Time continues to pass without success.

For H, as usual, the issue is over (at least until the next one flares up).  Swept under the rug with all the other issues. 
  
       ---quite a mountain of painful issues piles up under that rug----

The more time that passes away since this discussion the less the issue matters.



Resources are limited here. I was hoping to find a local therapist that we can meet with regularly.  I know others use a Skype option successfully.  For me, it seems that buried pile of pain needs someone local to help sort it all out.  

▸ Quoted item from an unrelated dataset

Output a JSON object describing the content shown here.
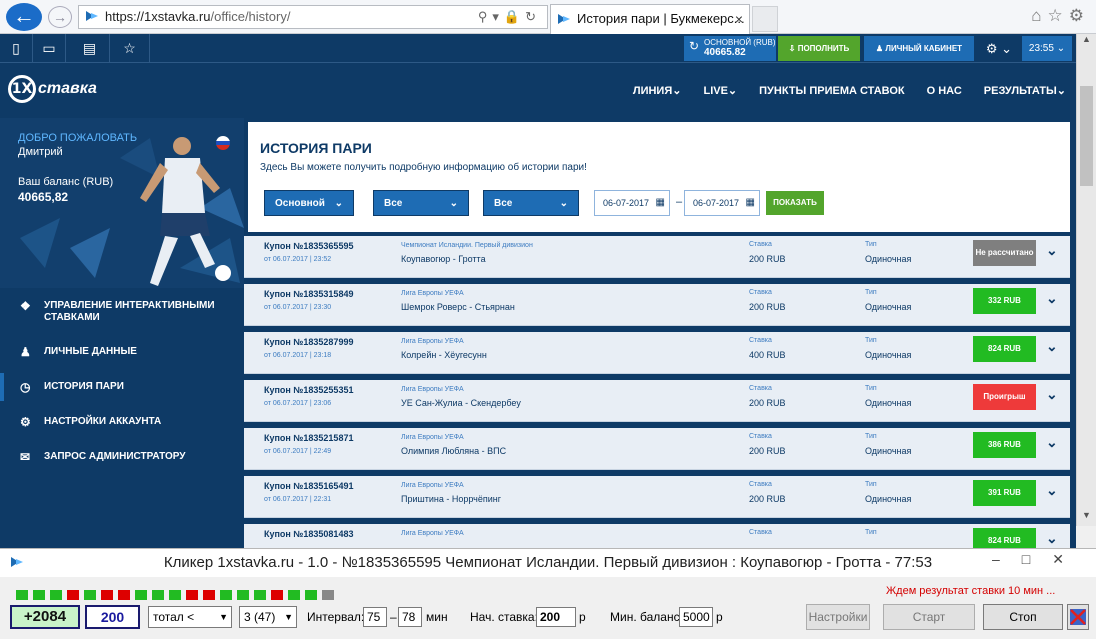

I am in no way expecting, in this past year's time, we would have resolved all our issues and completed recovery.  I was hoping though, that H's efforts at recovery would bring less anger and more peace to our marriage and home.




Last week at church, I taught a lesson in our women's meeting on repentance.  The following quotes are the basis for the questions I have with what is happening with H:

1. ...repentance involves not just a change of actions, but a change of heart.

2.  Therefore, repentance means more than simply a reformation of behavior. Many men and women in the world demonstrate great willpower and self-discipline in overcoming bad habits and the weaknesses of the flesh. Yet at the same time they give no thought to the Master, sometimes even openly rejecting Him. Such changes of behavior, even if in a positive direction, do not constitute true repentance.

3.  It is not uncommon to find men and women in the world who feel remorse for the things they do wrong. Sometimes this is because their actions cause them or loved ones great sorrow and misery. Sometimes their sorrow is caused because they are caught and punished for their actions. Such worldly feelings do not constitute “godly sorrow.”


As I pondered upon these principles, not in a critically judgmental way, but in a righteous judging way, I feel that I should see change in H in a way that reflects these principles.  


In a General Conference in October 2009 by Elder Neil L. Andersen. He spoke of repentance with these words: "For most, repentance is more a journey than a one-time event. It is not easy. To change is difficult. It requires running into the wind, swimming upstream."

I understand how difficult this is for H, as well as for me.

Still, I wonder,  should there be some peace in the journey?  
Why is there still so much anger?  
Why don't I feel hope?


I was reading a friend's blog the other day and came across this question in a post she wrote a year or so ago, that I wish I had seen then.  The question is this:  - If I stay, am I prepared for my husband to possibly treat me and my kids worse considering addiction is a progressive disease?

This is the question that continues to plague me as I round out this trial year.